Hapkido Attendance Policy
The benefits of practicing a martial art can only be attained through regular practice. Attendance (also known as dedication) is “the great leveler.” This is because the amount we choose to participate in an activity is a factor we largely control ourselves, unlike other factors such as body size, age or natural athletic ability. “Ninety percent of success is just showing up” applies especially to the martial arts.
- Shows lack of courtesy to classmates
- Shows lack of respect for instructors
- Makes it difficult for instructors to plan lessons
- Increases risk of injury to yourself and others
- Shows poor self-discipline and time-management skills
- Slows or halts your progress in learning Hapkido
The Attendance Policy is as follows:
1. We realize that practicing Hapkido is not for everyone. If you sign up for the class and later decide that you are not interested in participating, please let the instructor know. No refunds of class fees will be given.

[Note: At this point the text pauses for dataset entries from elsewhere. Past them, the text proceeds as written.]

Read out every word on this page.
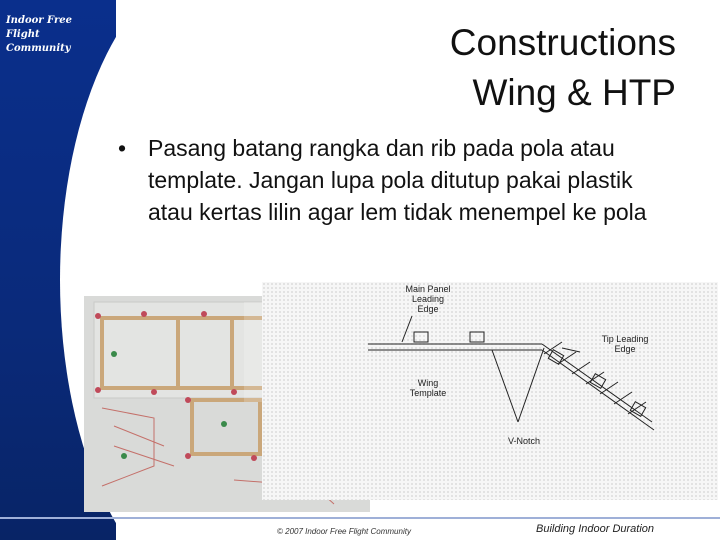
Indoor Free Flight Community	Constructions
Wing & HTP
• Pasang batang rangka dan rib pada pola atau template. Jangan lupa pola ditutup pakai plastik atau kertas lilin agar lem tidak menempel ke pola
Main Panel
Leading
Edge
Tip Leading
Edge
Wing
Template
V-Notch
© 2007 Indoor Free Flight Community	Building Indoor Duration
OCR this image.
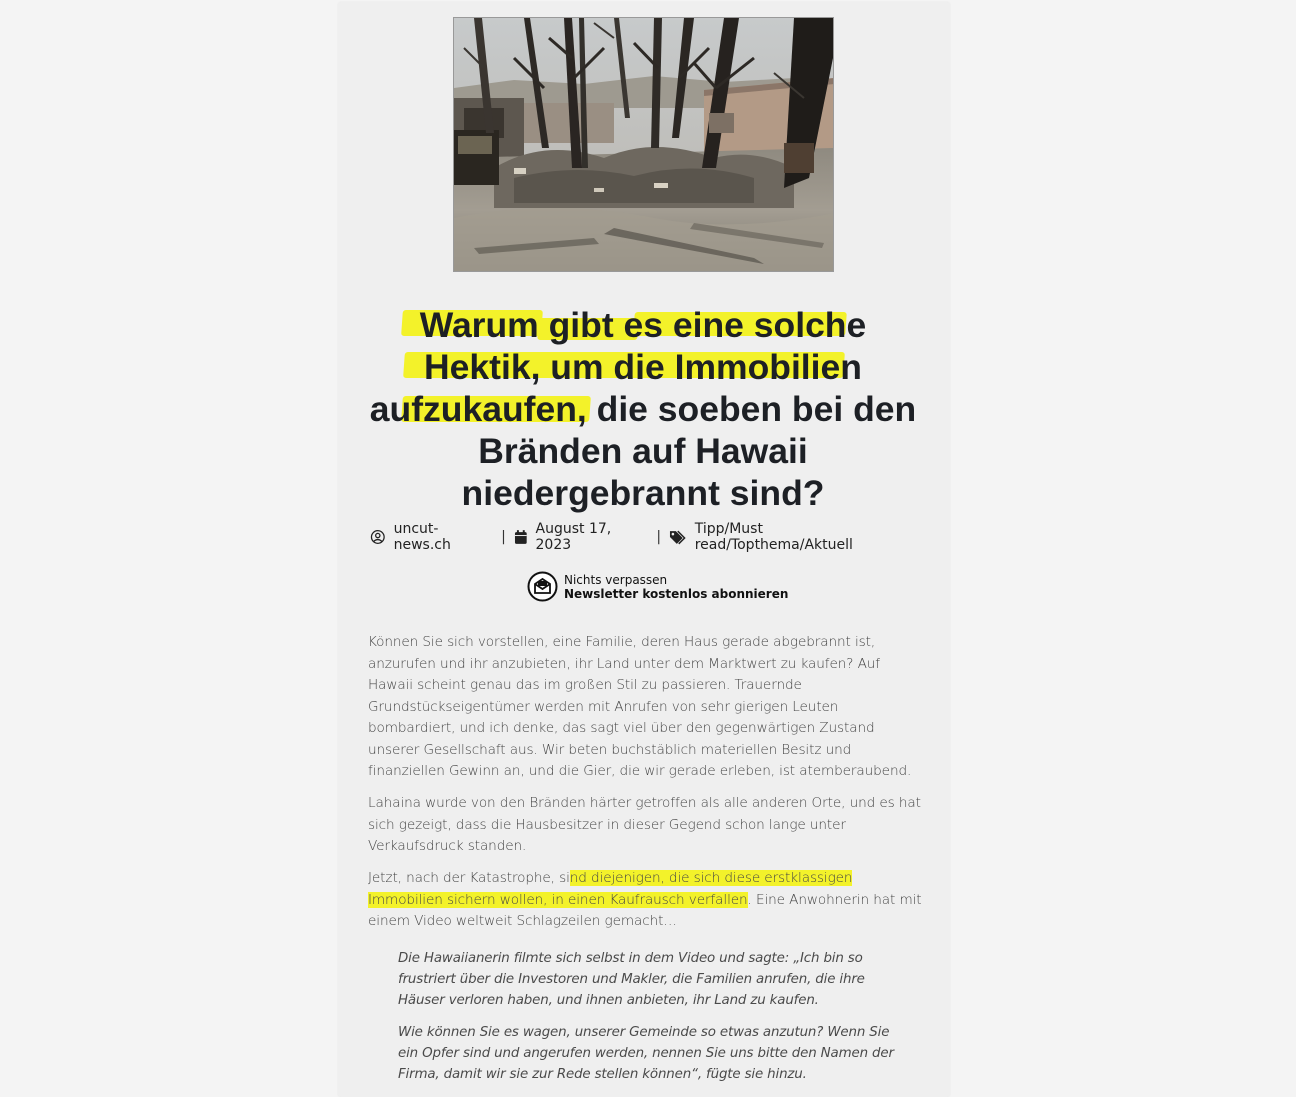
Warum gibt es eine solche Hektik, um die Immobilien aufzukaufen, die soeben bei den Bränden auf Hawaii niedergebrannt sind?
uncut-news.ch	| August 17, 2023	| Tipp/Must read/Topthema/Aktuell
Nichts verpassen
Newsletter kostenlos abonnieren

Können Sie sich vorstellen, eine Familie, deren Haus gerade abgebrannt ist, anzurufen und ihr anzubieten, ihr Land unter dem Marktwert zu kaufen? Auf Hawaii scheint genau das im großen Stil zu passieren. Trauernde Grundstückseigentümer werden mit Anrufen von sehr gierigen Leuten bombardiert, und ich denke, das sagt viel über den gegenwärtigen Zustand unserer Gesellschaft aus. Wir beten buchstäblich materiellen Besitz und finanziellen Gewinn an, und die Gier, die wir gerade erleben, ist atemberaubend.

Lahaina wurde von den Bränden härter getroffen als alle anderen Orte, und es hat sich gezeigt, dass die Hausbesitzer in dieser Gegend schon lange unter Verkaufsdruck standen.

Jetzt, nach der Katastrophe, sind diejenigen, die sich diese erstklassigen Immobilien sichern wollen, in einen Kaufrausch verfallen. Eine Anwohnerin hat mit einem Video weltweit Schlagzeilen gemacht…

Die Hawaiianerin filmte sich selbst in dem Video und sagte: „Ich bin so frustriert über die Investoren und Makler, die Familien anrufen, die ihre Häuser verloren haben, und ihnen anbieten, ihr Land zu kaufen.

Wie können Sie es wagen, unserer Gemeinde so etwas anzutun? Wenn Sie ein Opfer sind und angerufen werden, nennen Sie uns bitte den Namen der Firma, damit wir sie zur Rede stellen können“, fügte sie hinzu.
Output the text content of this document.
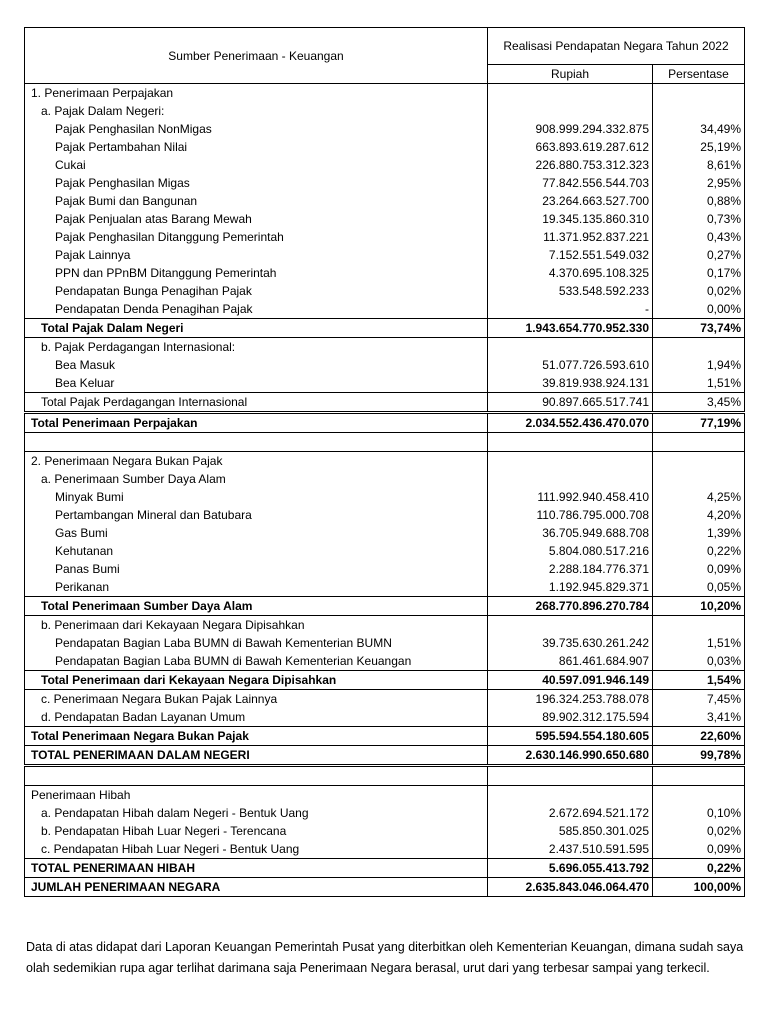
Sumber Penerimaan - Keuangan	Realisasi Pendapatan Negara Tahun 2022	
	Rupiah	Persentase
1. Penerimaan Perpajakan		
a. Pajak Dalam Negeri:		
Pajak Penghasilan NonMigas	908.999.294.332.875	34,49%
Pajak Pertambahan Nilai	663.893.619.287.612	25,19%
Cukai	226.880.753.312.323	8,61%
Pajak Penghasilan Migas	77.842.556.544.703	2,95%
Pajak Bumi dan Bangunan	23.264.663.527.700	0,88%
Pajak Penjualan atas Barang Mewah	19.345.135.860.310	0,73%
Pajak Penghasilan Ditanggung Pemerintah	11.371.952.837.221	0,43%
Pajak Lainnya	7.152.551.549.032	0,27%
PPN dan PPnBM Ditanggung Pemerintah	4.370.695.108.325	0,17%
Pendapatan Bunga Penagihan Pajak	533.548.592.233	0,02%
Pendapatan Denda Penagihan Pajak	-	0,00%
Total Pajak Dalam Negeri	1.943.654.770.952.330	73,74%
b. Pajak Perdagangan Internasional:		
Bea Masuk	51.077.726.593.610	1,94%
Bea Keluar	39.819.938.924.131	1,51%
Total Pajak Perdagangan Internasional	90.897.665.517.741	3,45%
Total Penerimaan Perpajakan	2.034.552.436.470.070	77,19%

2. Penerimaan Negara Bukan Pajak		
a. Penerimaan Sumber Daya Alam		
Minyak Bumi	111.992.940.458.410	4,25%
Pertambangan Mineral dan Batubara	110.786.795.000.708	4,20%
Gas Bumi	36.705.949.688.708	1,39%
Kehutanan	5.804.080.517.216	0,22%
Panas Bumi	2.288.184.776.371	0,09%
Perikanan	1.192.945.829.371	0,05%
Total Penerimaan Sumber Daya Alam	268.770.896.270.784	10,20%
b. Penerimaan dari Kekayaan Negara Dipisahkan		
Pendapatan Bagian Laba BUMN di Bawah Kementerian BUMN	39.735.630.261.242	1,51%
Pendapatan Bagian Laba BUMN di Bawah Kementerian Keuangan	861.461.684.907	0,03%
Total Penerimaan dari Kekayaan Negara Dipisahkan	40.597.091.946.149	1,54%
c. Penerimaan Negara Bukan Pajak Lainnya	196.324.253.788.078	7,45%
d. Pendapatan Badan Layanan Umum	89.902.312.175.594	3,41%
Total Penerimaan Negara Bukan Pajak	595.594.554.180.605	22,60%
TOTAL PENERIMAAN DALAM NEGERI	2.630.146.990.650.680	99,78%

Penerimaan Hibah		
a. Pendapatan Hibah dalam Negeri - Bentuk Uang	2.672.694.521.172	0,10%
b. Pendapatan Hibah Luar Negeri - Terencana	585.850.301.025	0,02%
c. Pendapatan Hibah Luar Negeri - Bentuk Uang	2.437.510.591.595	0,09%
TOTAL PENERIMAAN HIBAH	5.696.055.413.792	0,22%
JUMLAH PENERIMAAN NEGARA	2.635.843.046.064.470	100,00%
Data di atas didapat dari Laporan Keuangan Pemerintah Pusat yang diterbitkan oleh Kementerian Keuangan, dimana sudah saya olah sedemikian rupa agar terlihat darimana saja Penerimaan Negara berasal, urut dari yang terbesar sampai yang terkecil.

2. Attendance will be the major factor used to determine who is ready to test for the next rank. We do not keep records, but the instructors are aware of who has been coming to class regularly. If you do not come to class, you will not be allowed to advance to the next belt.
3. Occasional attendance is strongly discouraged. Showing up for class a few times, then taking a few weeks off, and alternating between the two is not acceptable. It shows that Hapkido is low on your list of priorities and it affects the morale of the club as a whole. If you must miss class for an extended period of time (due to injury, illness or chronic work/class conflicts) please inform the instructors, so that we do not think that you have quit.
If you cannot make a real commitment to learning Hapkido, you will not be permitted to participate. The risk of injury (to both yourself and others) is too serious to allow intermittent participation.
4. Instructors understand that everyone must miss class occasionally, and the reasons that you miss class are your own business. You should not feel guilty if you must occasionally miss class for one of the following reasons:
- family commitments
- exams scheduled during Hapkido class time
- occasional work conflicts
- weather-related travel hazards
However, if you are missing class more than a few times a semester for these alternate following reasons, then you should question whether you really wish to continue your practice of Hapkido:
- you think you need to study for an upcoming exam or finish a paper that you have known about for a long time, because you didn’t plan ahead to allocate time for Hapkido
- you’d rather go out with friends
- you simply don’t feel like working out, not due to illness (not feeling like working out doesn’t indicate poor self-discipline – skipping class because you don’t feel like working out does)
Successful people aren’t committed to their goals only some of the time, they are committed even in the face of obstacles. See you all in class!